First hour: Canadian Muslim author Eric Walberg and I discuss miracles. Walberg discussed anomalous events in general, and miracles in particular, in his review of Jeffrey Kripal’s How to think impossibly about souls, UFOs, time, belief, and everything else. Since my doctoral dissertation compares medieval Moroccan miracle stories to contemporary personal experience narratives of anomalous events, I’ve thought about this topic quite a bit, which is why I didn’t want to go off on such a huge tangent during last week’s conversation with Laurent Guyénot. So today’s the day for the tangent.
Guyénot suggested that Islam is less concerned with miracles, and more compatible with secular rationalism, than Christianity and Judaism. Though he isn’t entirely wrong, it’s actually a lot more complicated than that. Tune in for the details.
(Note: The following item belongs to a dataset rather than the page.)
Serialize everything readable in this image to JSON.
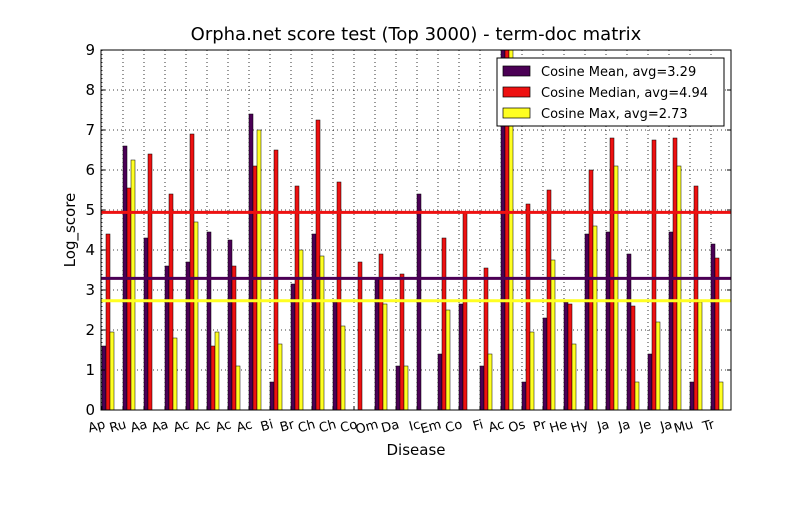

Second hour: Christians reacted to last week’s interview with Laurent Guyénot by disagreeing with Guyénot’s assertion that the Old Testament is very bad scripture, that Yahweh is basically Satan, and that Jesus never claimed to be the Messiah. Patrick Chenal, a Catholic listener, and Ed Kendrick, a spiritual seeker and pioneer of the “Israel did it” school of the 9/11 truth movement, continue the discussion.